Today's first Poverty Alleviation session was "Emerging from Crisis and Investing in the Future," focusing on post-conflict economic reconstruction.
As the world is currently seeing with the situation in Iraq, reconstruction needs to balance political, economic, and security needs. And it's not always clear which one needs to proceed the others for progress to happen.

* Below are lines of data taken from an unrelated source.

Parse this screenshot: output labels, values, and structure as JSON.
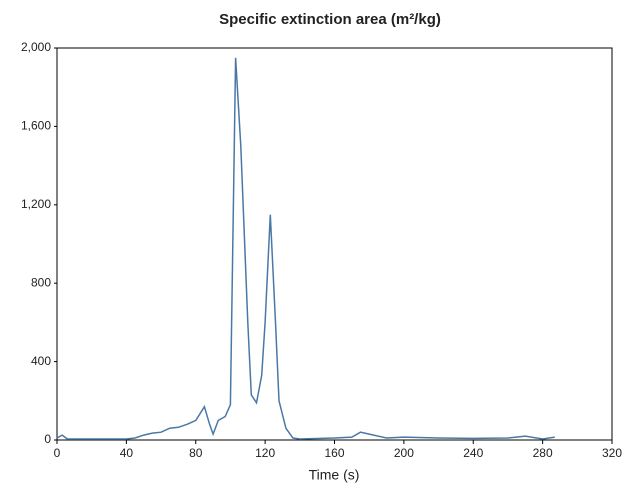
{
  "chart_data": {
    "type": "line",
    "title": "Specific extinction area (m²/kg)",
    "x_label": "Time (s)",
    "x": [
      0,
      3,
      6,
      20,
      40,
      45,
      50,
      55,
      60,
      65,
      70,
      75,
      80,
      85,
      88,
      90,
      93,
      97,
      100,
      103,
      106,
      110,
      112,
      115,
      118,
      120,
      123,
      126,
      128,
      132,
      136,
      140,
      160,
      170,
      175,
      180,
      190,
      200,
      220,
      240,
      260,
      270,
      280,
      287
    ],
    "series": [
      {
        "color": "#4a78a6",
        "values": [
          10,
          25,
          5,
          5,
          5,
          10,
          25,
          35,
          40,
          60,
          65,
          80,
          100,
          170,
          80,
          30,
          100,
          120,
          180,
          1950,
          1500,
          600,
          230,
          190,
          330,
          600,
          1150,
          600,
          200,
          60,
          10,
          5,
          10,
          15,
          40,
          30,
          10,
          15,
          10,
          8,
          10,
          20,
          5,
          15
        ]
      }
    ],
    "xlim": [
      0,
      320
    ],
    "xticks": [
      0,
      40,
      80,
      120,
      160,
      200,
      240,
      280,
      320
    ],
    "ylim": [
      0,
      2000
    ],
    "yticks": [
      0,
      400,
      800,
      {
        "value": 1200,
        "label": "1,200"
      },
      {
        "value": 1600,
        "label": "1,600"
      },
      {
        "value": 2000,
        "label": "2,000"
      }
    ],
    "grid": false
  }
}
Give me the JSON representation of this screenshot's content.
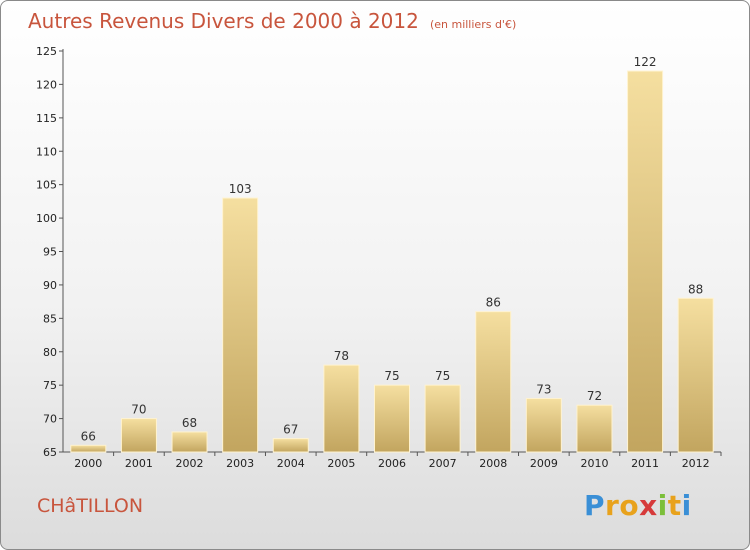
{
  "header": {
    "title": "Autres Revenus Divers de 2000 à 2012",
    "unit": "(en milliers d'€)"
  },
  "footer": {
    "commune": "CHâTILLON",
    "logo_letters": [
      {
        "ch": "P",
        "color": "#3a8fd6"
      },
      {
        "ch": "r",
        "color": "#e8a21c"
      },
      {
        "ch": "o",
        "color": "#e8a21c"
      },
      {
        "ch": "x",
        "color": "#d63a3a"
      },
      {
        "ch": "i",
        "color": "#7cbf3a"
      },
      {
        "ch": "t",
        "color": "#e8a21c"
      },
      {
        "ch": "i",
        "color": "#3a8fd6"
      }
    ]
  },
  "chart_data": {
    "type": "bar",
    "title": "Autres Revenus Divers de 2000 à 2012",
    "subtitle": "(en milliers d'€)",
    "categories": [
      "2000",
      "2001",
      "2002",
      "2003",
      "2004",
      "2005",
      "2006",
      "2007",
      "2008",
      "2009",
      "2010",
      "2011",
      "2012"
    ],
    "values": [
      66,
      70,
      68,
      103,
      67,
      78,
      75,
      75,
      86,
      73,
      72,
      122,
      88
    ],
    "ylim": [
      65,
      125
    ],
    "yticks": [
      65,
      70,
      75,
      80,
      85,
      90,
      95,
      100,
      105,
      110,
      115,
      120,
      125
    ],
    "grid": false,
    "bar_color_light": "#f5dfa0",
    "bar_color_dark": "#c2a55f"
  }
}
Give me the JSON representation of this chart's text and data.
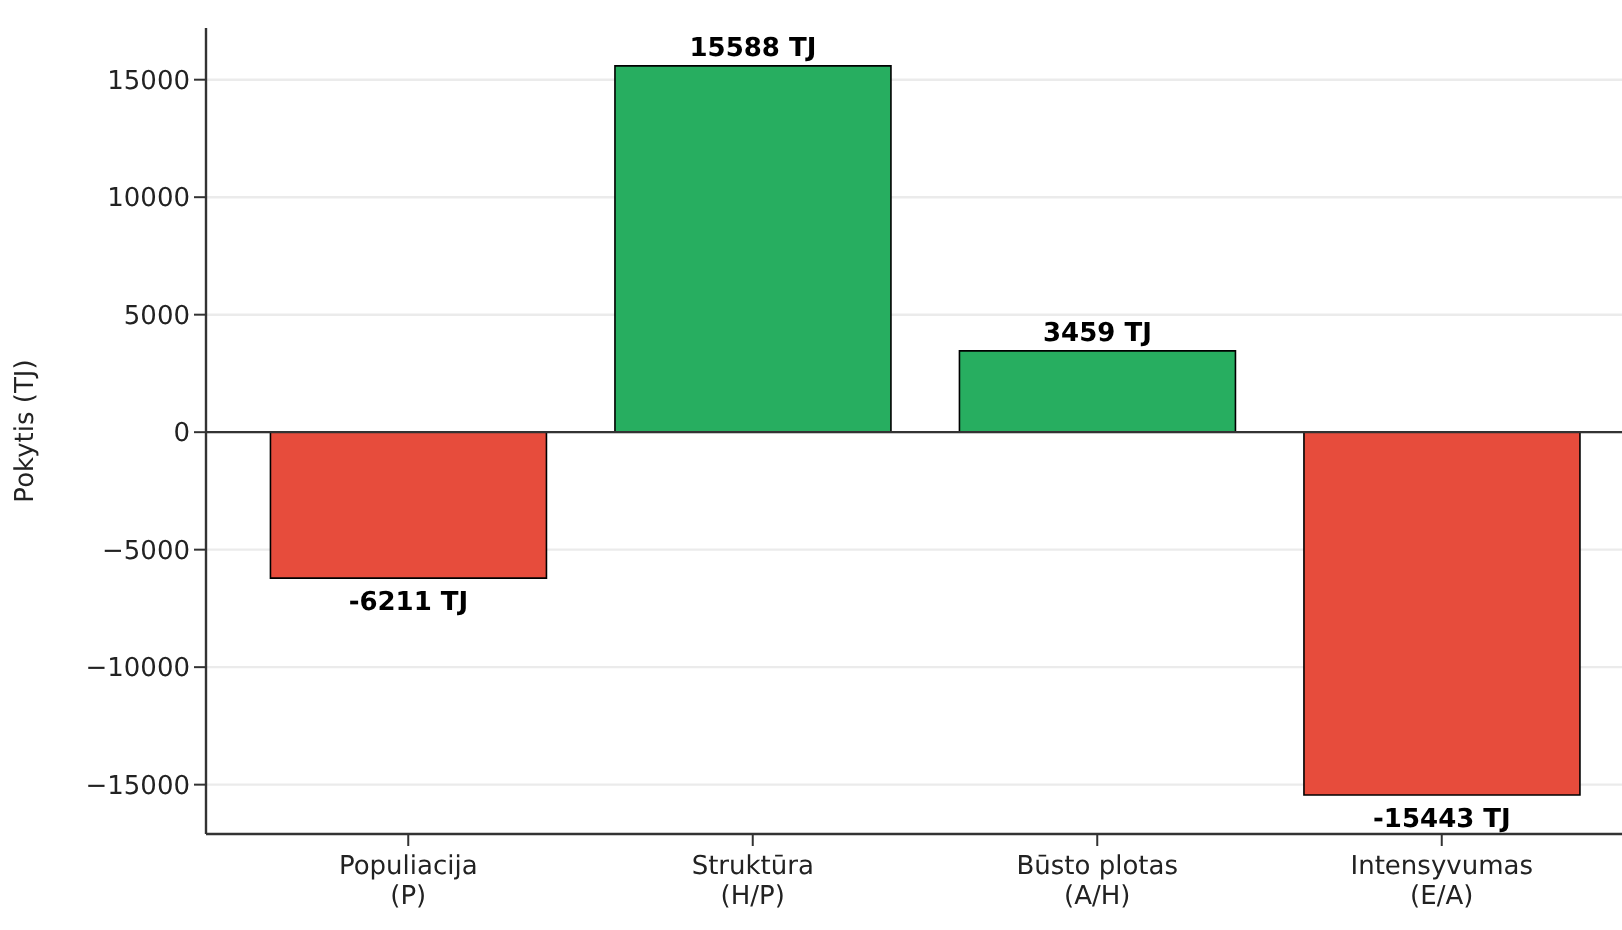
{
  "chart_data": {
    "type": "bar",
    "ylabel": "Pokytis (TJ)",
    "categories": [
      "Populiacija\n(P)",
      "Struktūra\n(H/P)",
      "Būsto plotas\n(A/H)",
      "Intensyvumas\n(E/A)"
    ],
    "values": [
      -6211,
      15588,
      3459,
      -15443
    ],
    "colors": [
      "#e74c3c",
      "#27ae60",
      "#27ae60",
      "#e74c3c"
    ],
    "value_labels": [
      "-6211 TJ",
      "15588 TJ",
      "3459 TJ",
      "-15443 TJ"
    ],
    "ylim": [
      -17100,
      17200
    ],
    "yticks": [
      {
        "value": -15000,
        "label": "−15000"
      },
      {
        "value": -10000,
        "label": "−10000"
      },
      {
        "value": -5000,
        "label": "−5000"
      },
      0,
      5000,
      10000,
      15000
    ],
    "grid": "y",
    "ref_lines": [
      {
        "axis": "y",
        "value": 0,
        "color": "#333333"
      }
    ]
  }
}
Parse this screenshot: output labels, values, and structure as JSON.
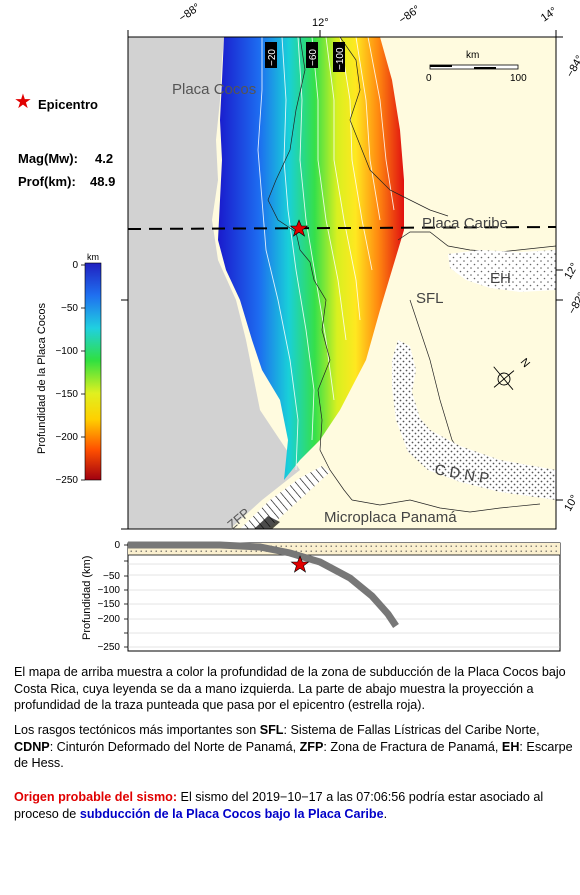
{
  "legend": {
    "epicenter_label": "Epicentro",
    "mag_label": "Mag(Mw):",
    "mag_value": "4.2",
    "depth_label": "Prof(km):",
    "depth_value": "48.9",
    "colorbar_unit": "km",
    "colorbar_title": "Profundidad de la Placa Cocos",
    "colorbar_ticks": [
      "0",
      "−50",
      "−100",
      "−150",
      "−200",
      "−250"
    ],
    "colorbar_range": [
      0,
      -250
    ]
  },
  "map": {
    "top_lon_labels": [
      "−88°",
      "−86°",
      "14°"
    ],
    "top_mid_label": "12°",
    "right_labels": [
      "−84°",
      "12°",
      "−82°",
      "10°"
    ],
    "place_labels": {
      "cocos": "Placa Cocos",
      "caribe": "Placa Caribe",
      "eh": "EH",
      "sfl": "SFL",
      "cdnp": "C D N P",
      "zfp": "ZFP",
      "panama": "Microplaca Panamá"
    },
    "contour_labels": [
      "−20",
      "−60",
      "−100"
    ],
    "scale_unit": "km",
    "scale_ticks": [
      "0",
      "100"
    ],
    "north_label": "N",
    "colors": {
      "land": "#fffbdf",
      "ocean_cocos": "#d0d0d0",
      "epicenter": "#e00000"
    }
  },
  "profile": {
    "ylabel": "Profundidad (km)",
    "ticks": [
      "0",
      "−50",
      "−100",
      "−150",
      "−200",
      "−250"
    ]
  },
  "text": {
    "p1": "El mapa de arriba muestra a color la profundidad de la zona de subducción de la Placa Cocos bajo Costa Rica, cuya leyenda se da a mano izquierda.  La parte de abajo muestra la proyección a profundidad de la traza punteada que pasa por el epicentro (estrella roja).",
    "p2_intro": "Los rasgos tectónicos más importantes son ",
    "p2_sfl": "SFL",
    "p2_sfl_desc": ": Sistema de Fallas Lístricas del Caribe Norte, ",
    "p2_cdnp": "CDNP",
    "p2_cdnp_desc": ": Cinturón Deformado del Norte de Panamá, ",
    "p2_zfp": "ZFP",
    "p2_zfp_desc": ": Zona de Fractura de Panamá, ",
    "p2_eh": "EH",
    "p2_eh_desc": ": Escarpe de Hess.",
    "p3_label": "Origen probable del sismo:",
    "p3_text": " El sismo del 2019−10−17 a las 07:06:56 podría estar asociado al proceso de ",
    "p3_link": "subducción de la Placa Cocos bajo la Placa Caribe",
    "p3_end": "."
  }
}
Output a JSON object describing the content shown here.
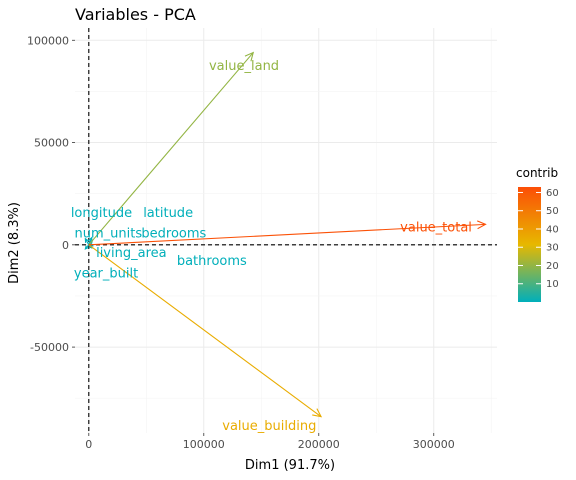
{
  "chart_data": {
    "type": "scatter",
    "subtype": "pca-variable-arrows",
    "title": "Variables - PCA",
    "xlabel": "Dim1 (91.7%)",
    "ylabel": "Dim2 (8.3%)",
    "xlim": [
      -12000,
      355000
    ],
    "ylim": [
      -92000,
      106000
    ],
    "xticks": [
      0,
      100000,
      200000,
      300000
    ],
    "yticks": [
      -50000,
      0,
      50000,
      100000
    ],
    "xtick_labels": [
      "0",
      "100000",
      "200000",
      "300000"
    ],
    "ytick_labels": [
      "-50000",
      "0",
      "50000",
      "100000"
    ],
    "grid": true,
    "reference_lines": {
      "x": 0,
      "y": 0
    },
    "legend": {
      "title": "contrib",
      "position": "right",
      "ticks": [
        10,
        20,
        30,
        40,
        50,
        60
      ],
      "range": [
        0,
        63
      ],
      "colors": [
        "#00AFBB",
        "#E7B800",
        "#FC4E07"
      ]
    },
    "variables": [
      {
        "name": "value_total",
        "x": 345000,
        "y": 10000,
        "contrib": 62,
        "label_x": 302000,
        "label_y": 9000
      },
      {
        "name": "value_land",
        "x": 143000,
        "y": 94000,
        "contrib": 20,
        "label_x": 135000,
        "label_y": 88000
      },
      {
        "name": "value_building",
        "x": 202000,
        "y": -84000,
        "contrib": 35,
        "label_x": 157000,
        "label_y": -88000
      },
      {
        "name": "longitude",
        "x": -3000,
        "y": 3000,
        "contrib": 0.2,
        "label_x": 11000,
        "label_y": 16000
      },
      {
        "name": "latitude",
        "x": 2500,
        "y": 3500,
        "contrib": 0.2,
        "label_x": 69000,
        "label_y": 16000
      },
      {
        "name": "num_units",
        "x": 1500,
        "y": 1500,
        "contrib": 0.1,
        "label_x": 17000,
        "label_y": 6000
      },
      {
        "name": "bedrooms",
        "x": 3000,
        "y": 2000,
        "contrib": 0.3,
        "label_x": 74000,
        "label_y": 6000
      },
      {
        "name": "living_area",
        "x": 3500,
        "y": -500,
        "contrib": 0.4,
        "label_x": 37000,
        "label_y": -3500
      },
      {
        "name": "bathrooms",
        "x": 2500,
        "y": -1500,
        "contrib": 0.2,
        "label_x": 107000,
        "label_y": -7500
      },
      {
        "name": "year_built",
        "x": -3000,
        "y": -2000,
        "contrib": 0.1,
        "label_x": 15000,
        "label_y": -13500
      }
    ]
  }
}
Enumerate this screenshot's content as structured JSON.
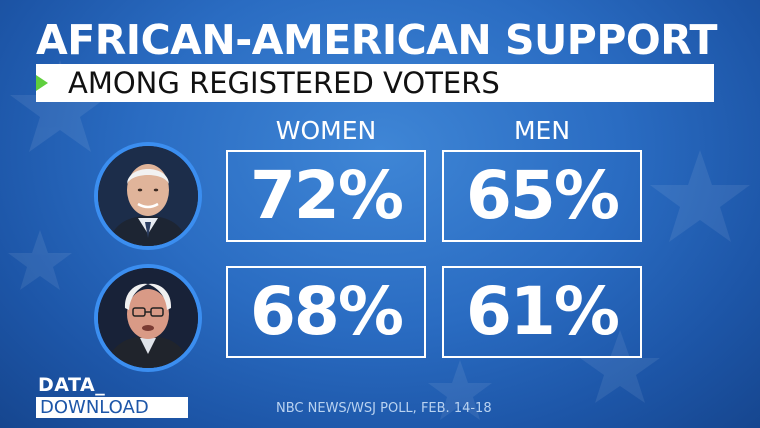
{
  "title": "AFRICAN-AMERICAN SUPPORT",
  "subtitle": "AMONG REGISTERED VOTERS",
  "columns": {
    "women": "WOMEN",
    "men": "MEN"
  },
  "rows": [
    {
      "women": "72%",
      "men": "65%"
    },
    {
      "women": "68%",
      "men": "61%"
    }
  ],
  "branding": {
    "data": "DATA_",
    "download": "DOWNLOAD"
  },
  "source": "NBC NEWS/WSJ POLL, FEB. 14-18",
  "colors": {
    "background": "#2a6cc2",
    "accent_green": "#5fcf3e",
    "avatar_ring": "#3b8ef0"
  }
}
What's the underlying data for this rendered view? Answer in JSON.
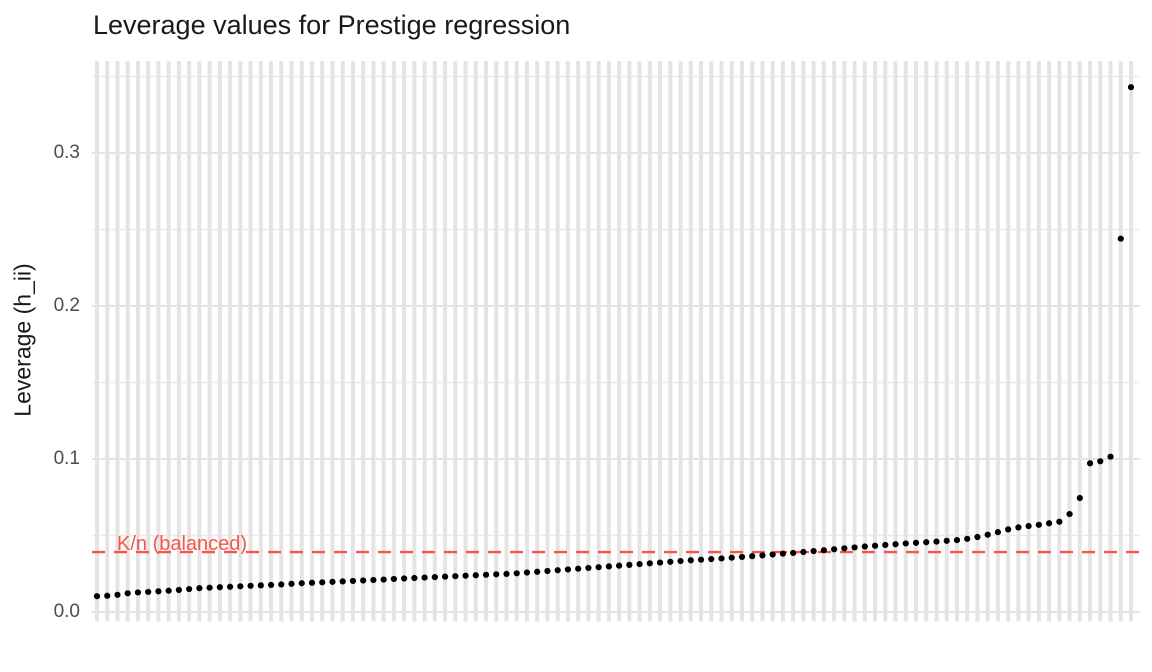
{
  "chart_data": {
    "type": "scatter",
    "title": "Leverage values for Prestige regression",
    "ylabel": "Leverage (h_ii)",
    "xlabel": "",
    "x_tick_labels_visible": false,
    "n_points": 102,
    "ylim": [
      0,
      0.36
    ],
    "y_ticks": [
      0,
      0.1,
      0.2,
      0.3
    ],
    "y_tick_labels": [
      "0.0",
      "0.1",
      "0.2",
      "0.3"
    ],
    "y_minor_gridlines": [
      0.05,
      0.15,
      0.25,
      0.35
    ],
    "grid": "on",
    "legend": "none",
    "point_color": "#000000",
    "gridline_color": "#E4E4E4",
    "minor_gridline_color": "#EAEAEA",
    "background_color": "#FFFFFF",
    "reference_line": {
      "value": 0.0392,
      "label": "K/n (balanced)",
      "color": "#F8544A",
      "style": "dashed"
    },
    "values": [
      0.0103,
      0.0106,
      0.0112,
      0.0122,
      0.0128,
      0.0131,
      0.0135,
      0.0139,
      0.0144,
      0.015,
      0.0156,
      0.0159,
      0.0162,
      0.0165,
      0.0168,
      0.0171,
      0.0174,
      0.0177,
      0.018,
      0.0184,
      0.0188,
      0.0191,
      0.0194,
      0.0197,
      0.02,
      0.0203,
      0.0206,
      0.0209,
      0.0212,
      0.0216,
      0.0219,
      0.0222,
      0.0225,
      0.0228,
      0.0231,
      0.0234,
      0.0237,
      0.024,
      0.0243,
      0.0246,
      0.0249,
      0.0253,
      0.0258,
      0.0263,
      0.0268,
      0.0273,
      0.0278,
      0.0283,
      0.0288,
      0.0293,
      0.0298,
      0.0303,
      0.0308,
      0.0313,
      0.0318,
      0.0323,
      0.0328,
      0.0333,
      0.0338,
      0.0342,
      0.0346,
      0.035,
      0.0355,
      0.036,
      0.0365,
      0.037,
      0.0376,
      0.0381,
      0.0386,
      0.0392,
      0.0398,
      0.0404,
      0.041,
      0.0416,
      0.0422,
      0.0428,
      0.0433,
      0.0438,
      0.0443,
      0.0448,
      0.0452,
      0.0456,
      0.046,
      0.0465,
      0.047,
      0.0478,
      0.049,
      0.0505,
      0.0522,
      0.054,
      0.0553,
      0.0562,
      0.057,
      0.058,
      0.059,
      0.064,
      0.0745,
      0.0972,
      0.0985,
      0.1015,
      0.244,
      0.343
    ]
  }
}
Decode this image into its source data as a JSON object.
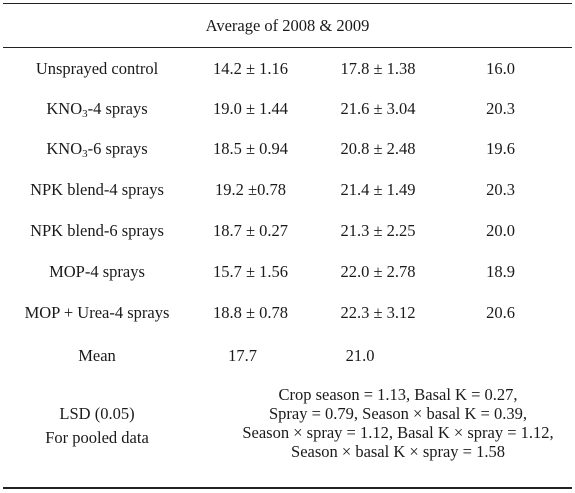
{
  "header": {
    "title": "Average of 2008 & 2009"
  },
  "rows": [
    {
      "treatment_pre": "Unsprayed control",
      "treatment_sub": "",
      "treatment_post": "",
      "v1": "14.2 ± 1.16",
      "v2": "17.8 ± 1.38",
      "v3": "16.0"
    },
    {
      "treatment_pre": "KNO",
      "treatment_sub": "3",
      "treatment_post": "-4 sprays",
      "v1": "19.0 ± 1.44",
      "v2": "21.6 ± 3.04",
      "v3": "20.3"
    },
    {
      "treatment_pre": "KNO",
      "treatment_sub": "3",
      "treatment_post": "-6 sprays",
      "v1": "18.5 ± 0.94",
      "v2": "20.8 ± 2.48",
      "v3": "19.6"
    },
    {
      "treatment_pre": "NPK blend-4 sprays",
      "treatment_sub": "",
      "treatment_post": "",
      "v1": "19.2 ±0.78",
      "v2": "21.4 ± 1.49",
      "v3": "20.3"
    },
    {
      "treatment_pre": "NPK blend-6 sprays",
      "treatment_sub": "",
      "treatment_post": "",
      "v1": "18.7 ± 0.27",
      "v2": "21.3 ± 2.25",
      "v3": "20.0"
    },
    {
      "treatment_pre": "MOP-4 sprays",
      "treatment_sub": "",
      "treatment_post": "",
      "v1": "15.7 ± 1.56",
      "v2": "22.0 ± 2.78",
      "v3": "18.9"
    },
    {
      "treatment_pre": "MOP + Urea-4 sprays",
      "treatment_sub": "",
      "treatment_post": "",
      "v1": "18.8 ± 0.78",
      "v2": "22.3 ± 3.12",
      "v3": "20.6"
    }
  ],
  "mean": {
    "label": "Mean",
    "v1": "17.7",
    "v2": "21.0"
  },
  "lsd": {
    "label_line1": "LSD (0.05)",
    "label_line2": "For pooled data",
    "values": [
      "Crop season = 1.13, Basal K = 0.27,",
      "Spray = 0.79, Season × basal K = 0.39,",
      "Season × spray = 1.12, Basal K × spray = 1.12,",
      "Season × basal K × spray = 1.58"
    ]
  }
}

Ashraf Ghani, the former finance minister of Afghanistan, today noted that after 9/11, he often had to work with his colleagues in Afghanistan's Cabinet, even though "a lot of them were outright criminals." But "politics and peace requires making deals of those kinds." He also stressed the importance of engaging young people, both politically and economically, to improve security:
"I did a very large survey in Afghanistan again. And I asked the people who carried out the survey, 'What is the definition of a terrorist?' And they said, 'An unemployed youth.' For $50, people have been blowing up bridges that have cost $500,000, and we need to focus on the youth. They don't want out, they want into the globalization process, but unless we have an agenda of creating middle classes in these places, and opening up the prospect of upward social mobility, we really cannot bring peace, and that requires a double perspective: both the politics of hope and the economics of growth."
Simply creating jobs for young people isn't enough though. As Betty Bigombe of the United States Institute of Peace pointed out, jobs are often untargeted and ill-suited for the post-conflict situations.
Paul Collier, Oxford University professor and author of The Bottom Billion then suggested sponsoring a technical college to train "mundane construction skills as a first step in reconstruction."
"Every time you create some mundane skills there, you can also employ a lot of totally unskilled people," said Collier. "But the unskilled people are useless unless they're matched with some skilled."